Totonho & os Cabra

Totonho & os Cabra

par Filipe Francisco Carreira le 27/02/2004

Note: 8.0    
Morceaux qui Tuent
Cabra pentium
Nhem nhem nhem


L'état du Paraiba, au Nord-Est du Brésil, a pour spécialité les vessies de chèvre. Totonho en a vendu quand il était gamin et ça l'a visiblement marqué : il se fait accompagner par "Les Chèvres" et adopte le velu animal comme mascotte de son premier album. S'il a bientôt quarante ans, Totonho (à ne pas confondre avec Toto Cutugno) n'a pas chômé : il fonde son premier groupe à l'âge de neuf ans et, de la ville la plus proche, João Pessoa, à la métropole Rio de Janeiro où il s'installe en 1988, participe à une multitude de projets musicaux. Parallèlement, son engagement humanitaire s'affirme et l'homme à la barbiche prend part à des missions locales d'aide aux enfants défavorisés.

Sa générosité éclate de toute sa force dans "Cabra pentium" : son groove cuivré, puissant et infernal, propage une vague de chaleur, d'énergie et de vitalité enviée par toutes les marques d'eau minérale. Comme si le groupe souffrait d'un point de côté après cet impensable départ en fanfare, les deux titres suivants peinent à convaincre, malgré des paroles délirantes et de louables bidouillages électro ("Segura a cabra"), une agressivité, une tribalité ("A vitima") qui rappellent le premier morceau sans en retrouver la fluidité ou le désormais légendaire coup de rein. Il faut attendre la quatrième plage, "Tudo para ser feliz" pour que Totonho renonce à passer en force et renoue avec l'art de la feinte et du roulé-boulé. Il y combine avec un bonheur certain sens du rythme et de la mélodie, gravité et légèreté, à l'image de "A rainha" qui le voit fricoter à nouveau et sans complexe avec l'électronique.

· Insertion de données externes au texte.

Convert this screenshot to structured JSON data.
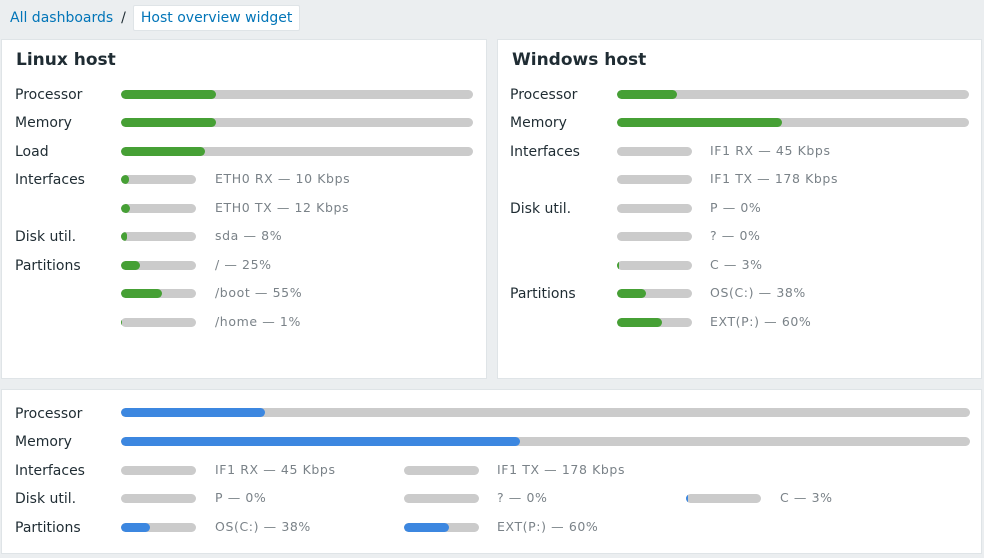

Mais c'est avec "Nhém, nhém, nhém" que Totonho et ses chèvres réussissent leur plus beau tour : un funk dansant et hypnotique à savourer aussi bien couché dans le noir où, la somnolence aidant, on peut sentir son corps flotter au dessus du lit, que sur une piste de danse, improvisée de préférence. Dès lors, le groupe peut tout se permettre. Dans "Glaciais", il s'essaie à la ballade nostalgique aux paroles tendres et acides à la fois : "Eu te achava puta, santa / Ambas me tiravam do chão" ("Je te voyais pute et sainte / Les deux me relevaient quand j'étais au sol"). Il explore le hip hop dans "Babaovomidi" ou "Fax para Cartomante", rend hommage à la musique cubaine dans "Musicacubana" et titre un morceau qui ne doit pas grand-chose au genre cité "Drum n' bass na feira". Malicieux et joueur, Totonho aime à brouiller les pistes, multiplier les indices ; il reprend "Nhém, nhém, nhém", puis "A rainha" dans des versions écourtées et instrumentales, titillant habilement la mémoire de l'auditeur.

S'il tente beaucoup, il gagne plus souvent qu'il ne se perd, restant fidèle à sa fraîcheur et son tempérament festif. Pourtant, même avec des confettis dans les poches et des Mister Freeze dans les mains, il n'exclue ni la sensibilité, ni la profondeur. "Dessinez, c'est gagné" semble être l'adage de ce disque inclassable, aussi accidenté que vivant. Un disque où tout est possible.